On remarque sur le rocher formant le seuil de la porte deux rainures parallèles, profondes de 7 à 8 centimètres, et distantes entre elles de 1 m. 38. En les examinant de près, on reconnaît facilement que ce sont des ornières creusées par des roues de voitures. Cette porte percée avec régularité et même avec une certaine élégance, ces empreintes de roues qui l’accompagnent, frappent d’autant plus d’étonnement qu’elles sont situées sur le penchant d’une montagne escarpée, et dans un lieu aujourd’hui désert. On ne peut y arriver qu’en suivant un sentier étroit et raide, à peine praticable pour les mulets. Ajoutons qu’aucun des chemins actuels qui conduisent au Mont-de-Lens n’est accessible aux voitures, et que, depuis un temps immémorial, tous les transports se font dans le pays sur des bêtes de somme.
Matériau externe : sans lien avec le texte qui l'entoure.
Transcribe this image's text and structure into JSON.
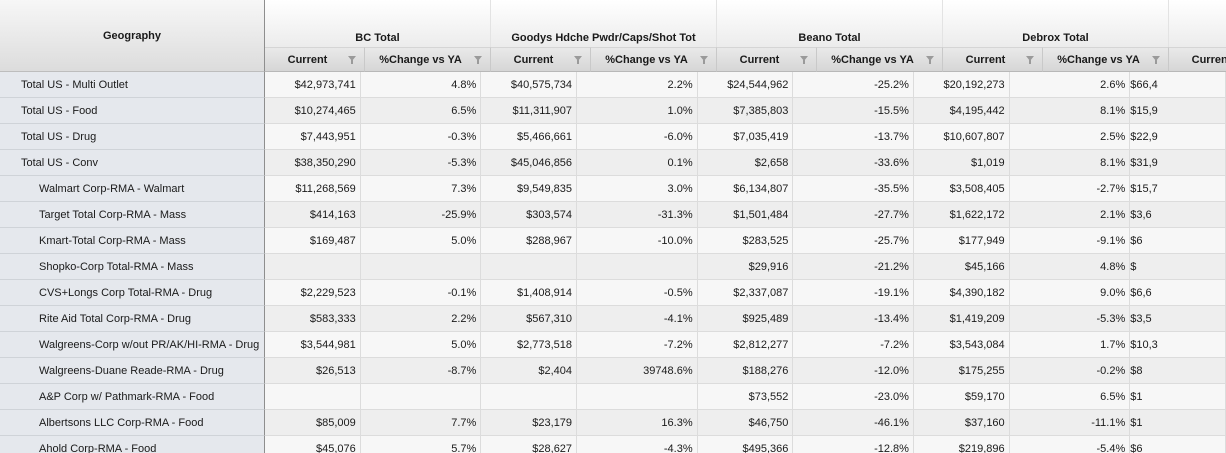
{
  "corner_label": "Geography",
  "groups": [
    "BC Total",
    "Goodys Hdche Pwdr/Caps/Shot Tot",
    "Beano Total",
    "Debrox Total",
    ""
  ],
  "subheaders": [
    "Current",
    "%Change vs YA",
    "Current",
    "%Change vs YA",
    "Current",
    "%Change vs YA",
    "Current",
    "%Change vs YA",
    "Current"
  ],
  "rows": [
    {
      "geo": "Total US - Multi Outlet",
      "indent": false,
      "values": [
        "$42,973,741",
        "4.8%",
        "$40,575,734",
        "2.2%",
        "$24,544,962",
        "-25.2%",
        "$20,192,273",
        "2.6%",
        "$66,4"
      ]
    },
    {
      "geo": "Total US - Food",
      "indent": false,
      "values": [
        "$10,274,465",
        "6.5%",
        "$11,311,907",
        "1.0%",
        "$7,385,803",
        "-15.5%",
        "$4,195,442",
        "8.1%",
        "$15,9"
      ]
    },
    {
      "geo": "Total US - Drug",
      "indent": false,
      "values": [
        "$7,443,951",
        "-0.3%",
        "$5,466,661",
        "-6.0%",
        "$7,035,419",
        "-13.7%",
        "$10,607,807",
        "2.5%",
        "$22,9"
      ]
    },
    {
      "geo": "Total US - Conv",
      "indent": false,
      "values": [
        "$38,350,290",
        "-5.3%",
        "$45,046,856",
        "0.1%",
        "$2,658",
        "-33.6%",
        "$1,019",
        "8.1%",
        "$31,9"
      ]
    },
    {
      "geo": "Walmart Corp-RMA - Walmart",
      "indent": true,
      "values": [
        "$11,268,569",
        "7.3%",
        "$9,549,835",
        "3.0%",
        "$6,134,807",
        "-35.5%",
        "$3,508,405",
        "-2.7%",
        "$15,7"
      ]
    },
    {
      "geo": "Target Total Corp-RMA - Mass",
      "indent": true,
      "values": [
        "$414,163",
        "-25.9%",
        "$303,574",
        "-31.3%",
        "$1,501,484",
        "-27.7%",
        "$1,622,172",
        "2.1%",
        "$3,6"
      ]
    },
    {
      "geo": "Kmart-Total Corp-RMA - Mass",
      "indent": true,
      "values": [
        "$169,487",
        "5.0%",
        "$288,967",
        "-10.0%",
        "$283,525",
        "-25.7%",
        "$177,949",
        "-9.1%",
        "$6"
      ]
    },
    {
      "geo": "Shopko-Corp Total-RMA - Mass",
      "indent": true,
      "values": [
        "",
        "",
        "",
        "",
        "$29,916",
        "-21.2%",
        "$45,166",
        "4.8%",
        "$"
      ]
    },
    {
      "geo": "CVS+Longs Corp Total-RMA - Drug",
      "indent": true,
      "values": [
        "$2,229,523",
        "-0.1%",
        "$1,408,914",
        "-0.5%",
        "$2,337,087",
        "-19.1%",
        "$4,390,182",
        "9.0%",
        "$6,6"
      ]
    },
    {
      "geo": "Rite Aid Total Corp-RMA - Drug",
      "indent": true,
      "values": [
        "$583,333",
        "2.2%",
        "$567,310",
        "-4.1%",
        "$925,489",
        "-13.4%",
        "$1,419,209",
        "-5.3%",
        "$3,5"
      ]
    },
    {
      "geo": "Walgreens-Corp w/out PR/AK/HI-RMA - Drug",
      "indent": true,
      "values": [
        "$3,544,981",
        "5.0%",
        "$2,773,518",
        "-7.2%",
        "$2,812,277",
        "-7.2%",
        "$3,543,084",
        "1.7%",
        "$10,3"
      ]
    },
    {
      "geo": "Walgreens-Duane Reade-RMA - Drug",
      "indent": true,
      "values": [
        "$26,513",
        "-8.7%",
        "$2,404",
        "39748.6%",
        "$188,276",
        "-12.0%",
        "$175,255",
        "-0.2%",
        "$8"
      ]
    },
    {
      "geo": "A&P Corp w/ Pathmark-RMA - Food",
      "indent": true,
      "values": [
        "",
        "",
        "",
        "",
        "$73,552",
        "-23.0%",
        "$59,170",
        "6.5%",
        "$1"
      ]
    },
    {
      "geo": "Albertsons LLC Corp-RMA - Food",
      "indent": true,
      "values": [
        "$85,009",
        "7.7%",
        "$23,179",
        "16.3%",
        "$46,750",
        "-46.1%",
        "$37,160",
        "-11.1%",
        "$1"
      ]
    },
    {
      "geo": "Ahold Corp-RMA - Food",
      "indent": true,
      "values": [
        "$45,076",
        "5.7%",
        "$28,627",
        "-4.3%",
        "$495,366",
        "-12.8%",
        "$219,896",
        "-5.4%",
        "$6"
      ]
    }
  ]
}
Ces circonstances tendent à donner au monument dont il s’agit une haute antiquité, et il est naturel de l’attribuer aux Romains ; eux seuls, en effet, ont été assez civilisés et assez puissants pour avoir construit un grand chemin et fait rouler des chars sur les flancs d’un rocher abrupt, bordé d’un précipice, et aujourd’hui à peine abordable. Cette probabilité se change en certitude lorsque l’on sait d’ailleurs par une foule de preuves historiques qu’autrefois une voie romaine très-fréquentée a dû passer tout près de là.
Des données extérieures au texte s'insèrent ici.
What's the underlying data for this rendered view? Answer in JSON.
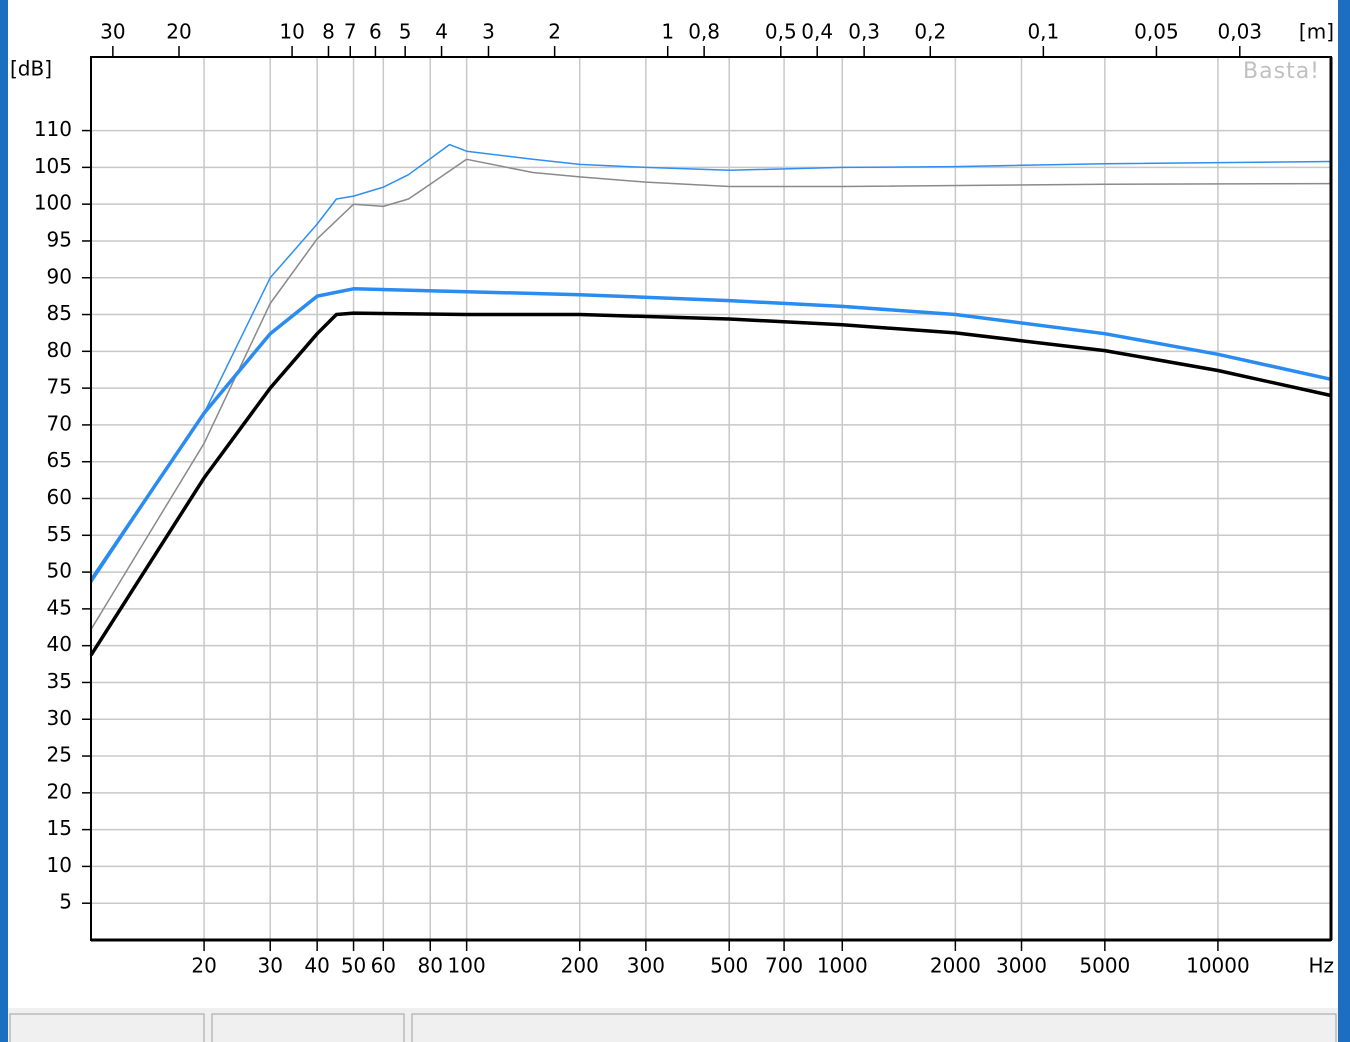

En regardant comme prouvé que le rocher percé de Bons est un reste de l’ancienne route des Romains, on peut, d’après la configuration des lieux, déterminer, d’une manière approximative, quel a dû être le tracé de cette route dans les environs. Sans entrer ici dans des détails topographiques inutiles pour les personnes qui connaissent cette partie de l’Oisans, et sans intérêt pour les autres, nous dirons que, pour parvenir jusqu’au rocher percé, en venant du côté de Briançon, la voie romaine a dû nécessairement passer par le village des Dauphins, gravir le versant oriental de la montagne du Mont-de-Lens, et, de ce dernier village, suivre à peu près le chemin actuel qui mène à Bons et au rocher percé situé au-dessous. De là, elle descendait par une pente rapide jusqu’aux bords de la Romanche, qu’elle traversait probablement en deçà de la plaine du Bourg-d’Oisans et près du hameau de la Rivoire. Nous indiquons cet endroit, parce que, depuis le Freney jusqu’à l’extrémité de la vallée, la rive droite de la Romanche offre une suite d’escarpements à pic tout à fait inaccessibles.
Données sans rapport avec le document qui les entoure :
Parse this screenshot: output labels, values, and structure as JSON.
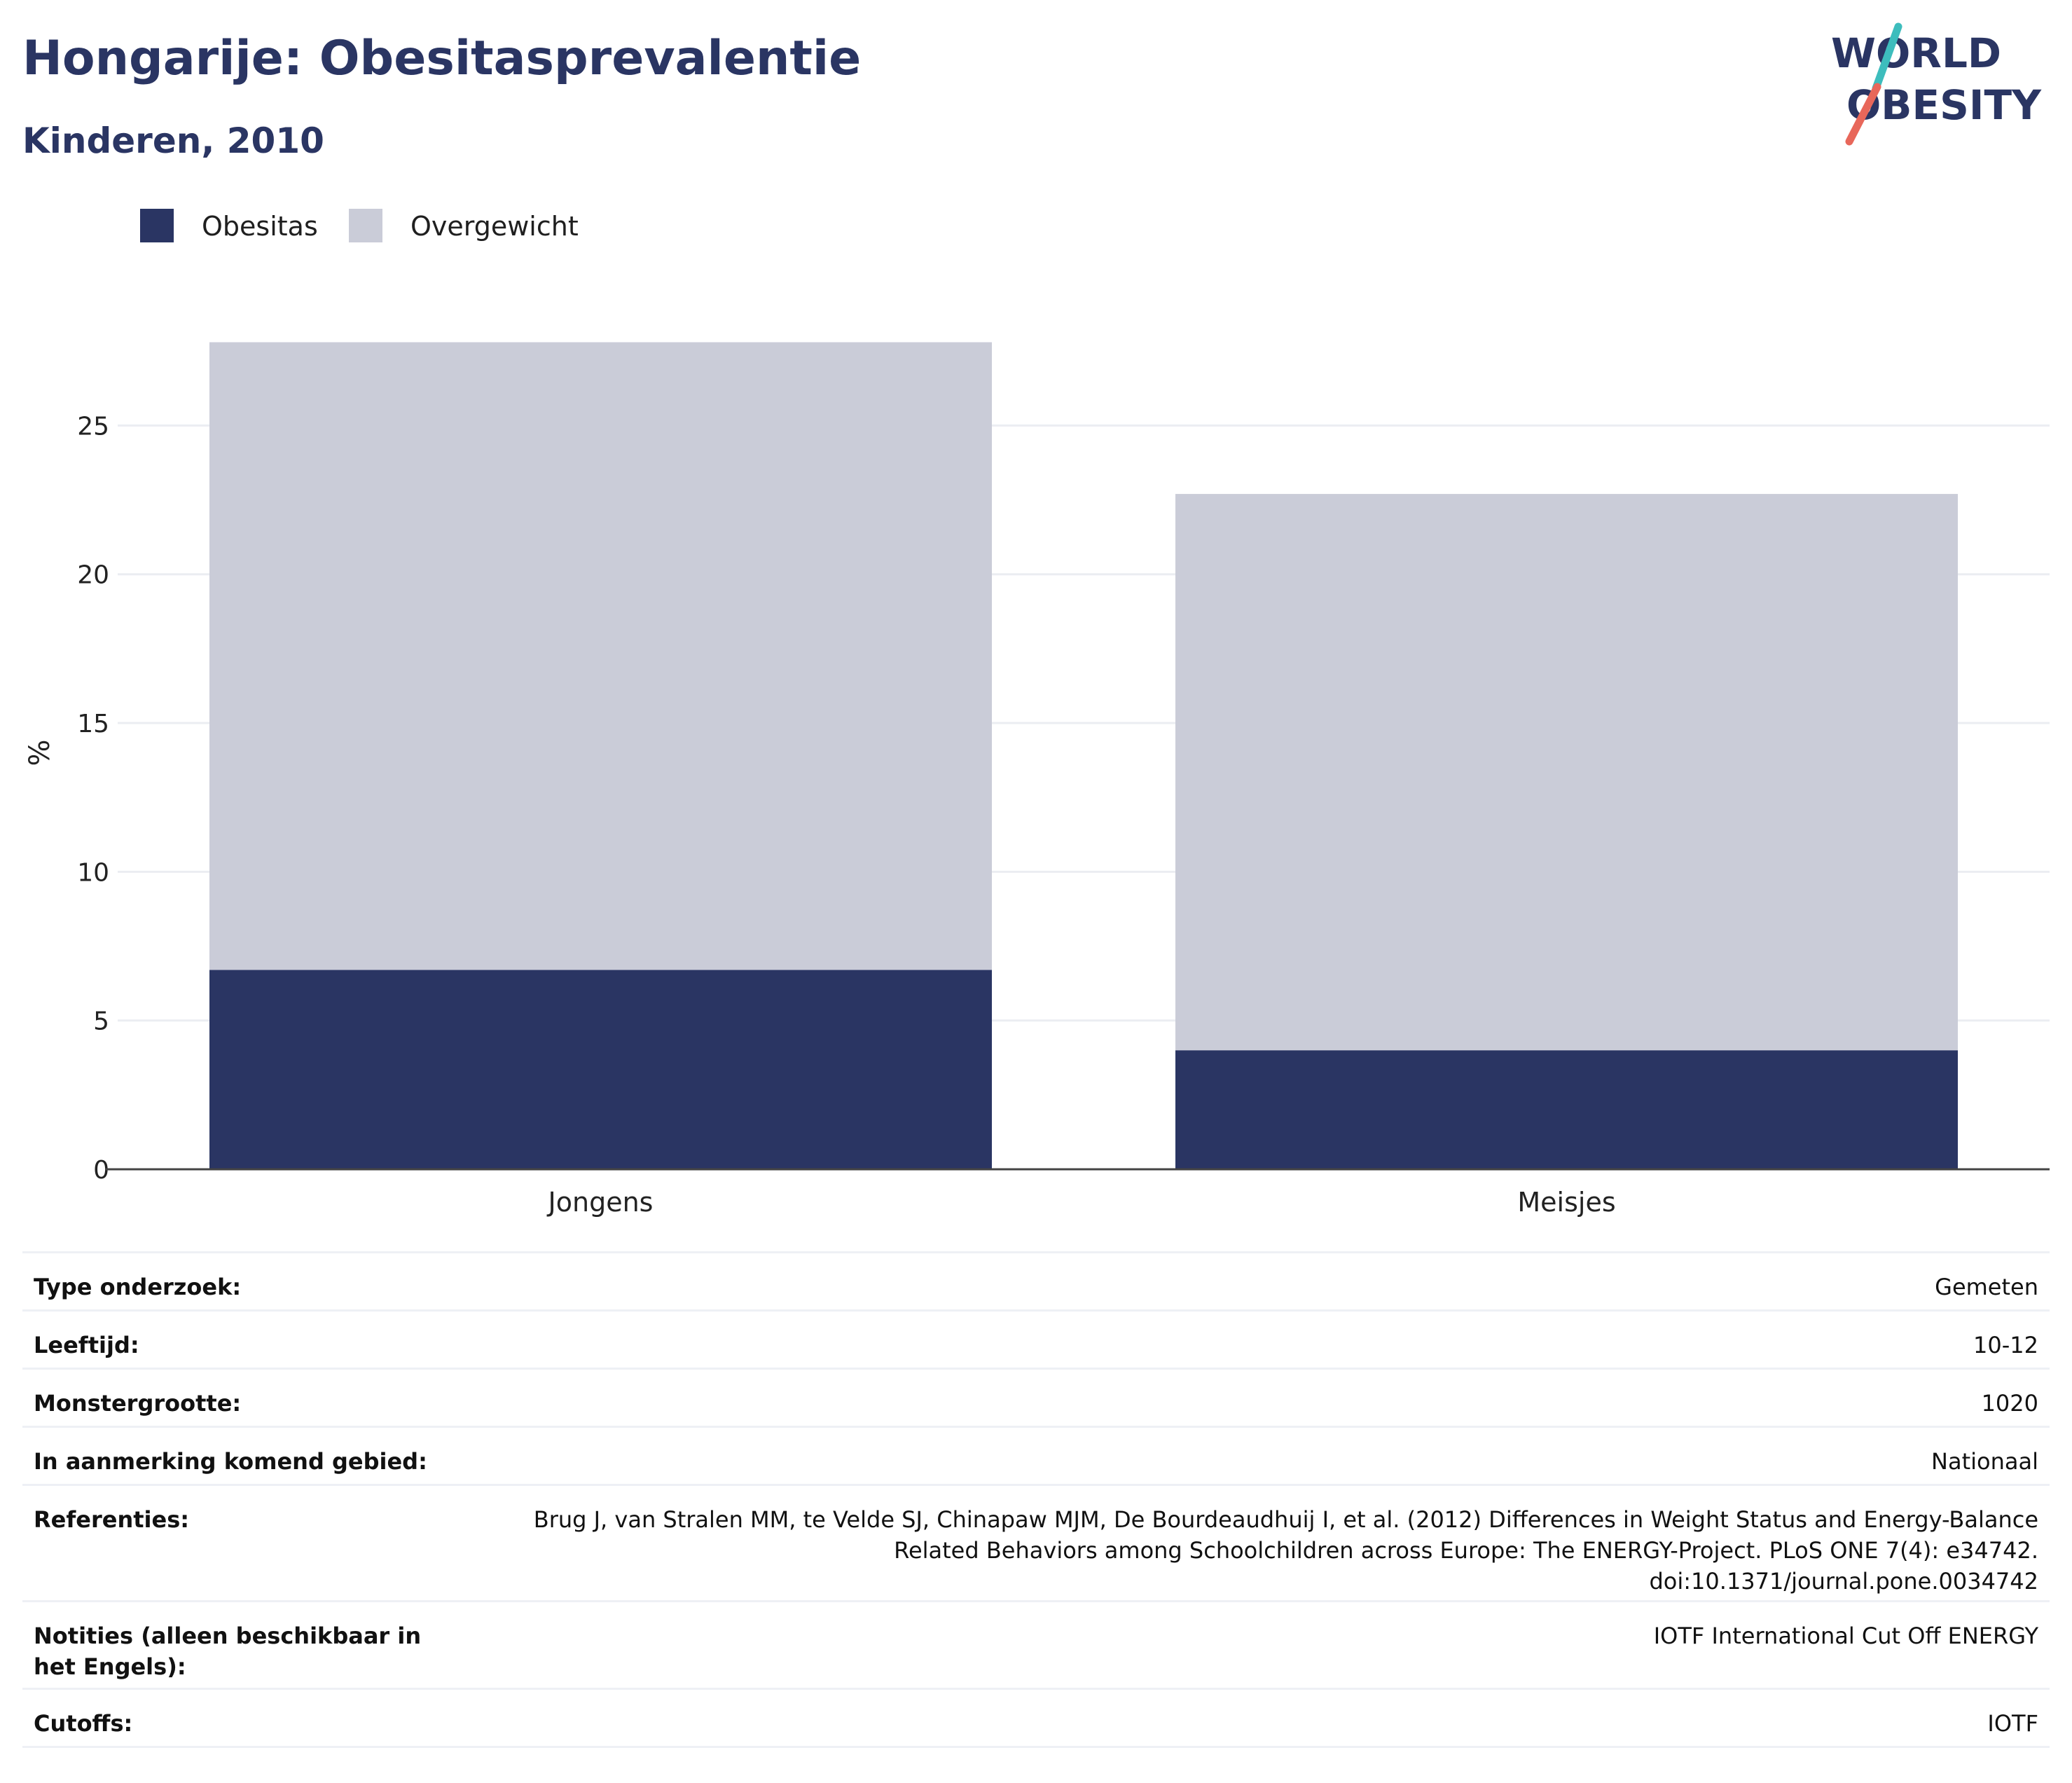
{
  "header": {
    "title": "Hongarije: Obesitasprevalentie",
    "subtitle": "Kinderen, 2010"
  },
  "logo": {
    "line1": "WORLD",
    "line2": "OBESITY",
    "colors": {
      "text": "#2a3563",
      "stroke_red": "#e8675a",
      "stroke_teal": "#3dbdbd"
    }
  },
  "chart_data": {
    "type": "bar",
    "stacked": true,
    "categories": [
      "Jongens",
      "Meisjes"
    ],
    "series": [
      {
        "name": "Obesitas",
        "values": [
          6.7,
          4.0
        ],
        "color": "#2a3563"
      },
      {
        "name": "Overgewicht",
        "values": [
          21.1,
          18.7
        ],
        "color": "#caccd8"
      }
    ],
    "ylabel": "%",
    "ylim": [
      0,
      28
    ],
    "yticks": [
      0,
      5,
      10,
      15,
      20,
      25
    ],
    "grid": true,
    "legend_position": "top-left"
  },
  "details": [
    {
      "label": "Type onderzoek:",
      "value": "Gemeten"
    },
    {
      "label": "Leeftijd:",
      "value": "10-12"
    },
    {
      "label": "Monstergrootte:",
      "value": "1020"
    },
    {
      "label": "In aanmerking komend gebied:",
      "value": "Nationaal"
    },
    {
      "label": "Referenties:",
      "value": "Brug J, van Stralen MM, te Velde SJ, Chinapaw MJM, De Bourdeaudhuij I, et al. (2012) Differences in Weight Status and Energy-Balance Related Behaviors among Schoolchildren across Europe: The ENERGY-Project. PLoS ONE 7(4): e34742. doi:10.1371/journal.pone.0034742"
    },
    {
      "label": "Notities (alleen beschikbaar in het Engels):",
      "value": "IOTF International Cut Off ENERGY"
    },
    {
      "label": "Cutoffs:",
      "value": "IOTF"
    }
  ]
}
Une seule rampe où l’imagination puisse concevoir un chemin se trouve presque en face de la Rivoire, au-dessous du village d’Auris. C’est une espèce de couloir étroit et raide, offrant bien peu de ressources pour le développement d’une route.
Cependant les Romains ont dû choisir ce passage à défaut de tout autre. Lorsqu’on est parvenu sur la montagne d’Auris, les difficultés du terrain deviennent bien moindres, et la voie romaine a pu être continuée avec une pente peu considérable jusqu’aux pâturages d’Huez par le col de Cluy, d’où elle descendait à Huez et à la Garde. Quoique ce tracé de route soit le plus probable, et en quelque sorte le seul possible, en supposant que le passage par le Bourg-d’Oisans ait été impraticable, il serait important de le vérifier par l’exploration minutieuse des lieux et la recherche des vestiges d’anciens chemins qui peuvent s’y trouver. C’est une source d’études intéressantes ouverte aux amateurs d’antiquités dauphinoises.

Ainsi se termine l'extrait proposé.